The guitar in question. Most people do a double-take at the pickups before they say anything.
Disclosure: as of this writing, this exact guitar is listed for sale (collection downsizing, not disappointment), so read knowing the author has both years of experience with it and a mild conflict of interest. The observations below are the same ones I’d give a friend.
What it is
Structurally it’s the eternal recipe: laminated maple body with the solid maple center block, rounded C neck, rosewood board, 22 medium jumbos on a 12-inch radius, ABR-1 and stopbar. This one runs light for a 335 at about 7.8 pounds, which your back notices at gig three. The VOS treatment gives it that lightly-aged sheen rather than showroom gloss.
The whole story is the pickups: dogear P-90s in a body designed around humbuckers.
What P-90s do to a 335
A standard 335 is smooth, vocal, a little polite; it wants to be a lead voice. Put P-90s in that semi-hollow structure and the guitar gets louder in personality: clean tones turn big, woody, and articulate, with the kind of note edges that make chord voicings readable in a dense mix. Push the amp and you get the P-90 specialty, that gritty vintage growl that sits exactly between single-coil snap and humbucker weight. It’s the sound of a lot of early rock and roll and jump blues records, wearing the body of the most versatile guitar Gibson ever designed.

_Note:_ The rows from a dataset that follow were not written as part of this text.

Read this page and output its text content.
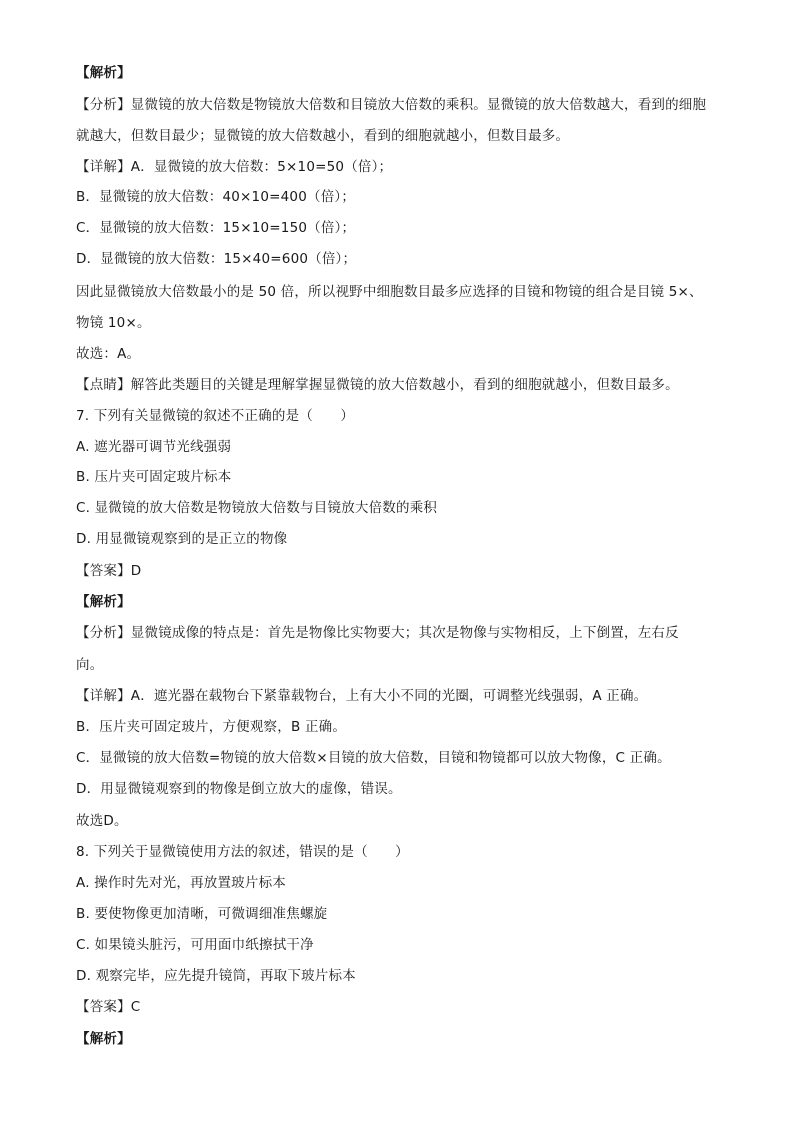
【解析】
【分析】显微镜的放大倍数是物镜放大倍数和目镜放大倍数的乘积。显微镜的放大倍数越大，看到的细胞
就越大，但数目最少；显微镜的放大倍数越小，看到的细胞就越小，但数目最多。
【详解】A．显微镜的放大倍数：5×10=50（倍）；
B．显微镜的放大倍数：40×10=400（倍）；
C．显微镜的放大倍数：15×10=150（倍）；
D．显微镜的放大倍数：15×40=600（倍）；
因此显微镜放大倍数最小的是 50 倍，所以视野中细胞数目最多应选择的目镜和物镜的组合是目镜 5×、
物镜 10×。
故选：A。
【点睛】解答此类题目的关键是理解掌握显微镜的放大倍数越小，看到的细胞就越小，但数目最多。
7. 下列有关显微镜的叙述不正确的是（　　）
A. 遮光器可调节光线强弱
B. 压片夹可固定玻片标本
C. 显微镜的放大倍数是物镜放大倍数与目镜放大倍数的乘积
D. 用显微镜观察到的是正立的物像
【答案】D
【解析】
【分析】显微镜成像的特点是：首先是物像比实物要大；其次是物像与实物相反，上下倒置，左右反
向。
【详解】A．遮光器在载物台下紧靠载物台，上有大小不同的光圈，可调整光线强弱，A 正确。
B．压片夹可固定玻片，方便观察，B 正确。
C．显微镜的放大倍数=物镜的放大倍数×目镜的放大倍数，目镜和物镜都可以放大物像，C 正确。
D．用显微镜观察到的物像是倒立放大的虚像，错误。
故选D。
8. 下列关于显微镜使用方法的叙述，错误的是（　　）
A. 操作时先对光，再放置玻片标本
B. 要使物像更加清晰，可微调细准焦螺旋
C. 如果镜头脏污，可用面巾纸擦拭干净
D. 观察完毕，应先提升镜筒，再取下玻片标本
【答案】C
【解析】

The tradeoffs are the honest P-90 tradeoffs. Sixty-cycle hum is real; single-coil physics don’t care what body they’re mounted in, and high-gain players near neon signs will suffer. And you lose the classic humbucker 335 voice entirely, which is the reason this variant is rare: most players who want a 335 want that sound. This guitar is for the player who finds it slightly too polite.
Living with it
Years in, the things that matter: it stays in tune like a fixed-bridge Gibson should, the neck is the Custom Shop rounded C that fills the hand without club-ness, and it responds to volume-knob work the way P-90 guitars famously do, cleaning from growl to chime without touching the amp. Through a Deluxe Reverb-style amp at the edge of breakup (ours, you may have met), it’s frankly the best rhythm guitar sound I’ve owned. Jazz players will find the neck P-90 does the warm thing without the mud humbucker necks drift into.
Who it’s for: the rhythm-forward rock, roots, blues, and alt player who wants one guitar with an enormous clean-to-mean range and a voice their bandmates don’t have. Who it’s not for: metal (hum, feedback at volume, wrong flavor), and anyone whose 335 dreams specifically sound like B.B. or Larry Carlton, because that’s the humbucker version.
The market reality
Because these appear in scattered runs, prices float on rarity: used examples typically land in the mid-$3,000s against $4,000+ for comparable clean humbucker Custom Shop 335s, which makes the P-90 version a slightly contrarian value. If you’re hunting one, the used gear inspection rules apply, plus one specific check: dogear P-90 height is set by shims rather than screws, so bring your ears and make sure the string-to-string balance was set up by someone who cared.
If your amp sees more edge-of-breakup than scooped gain, and your 335 curiosity has always come with a “but slightly rawer” footnote, this is one of the few guitars that’s exactly that. It took me years to find one; it’ll take you a search alert and some patience.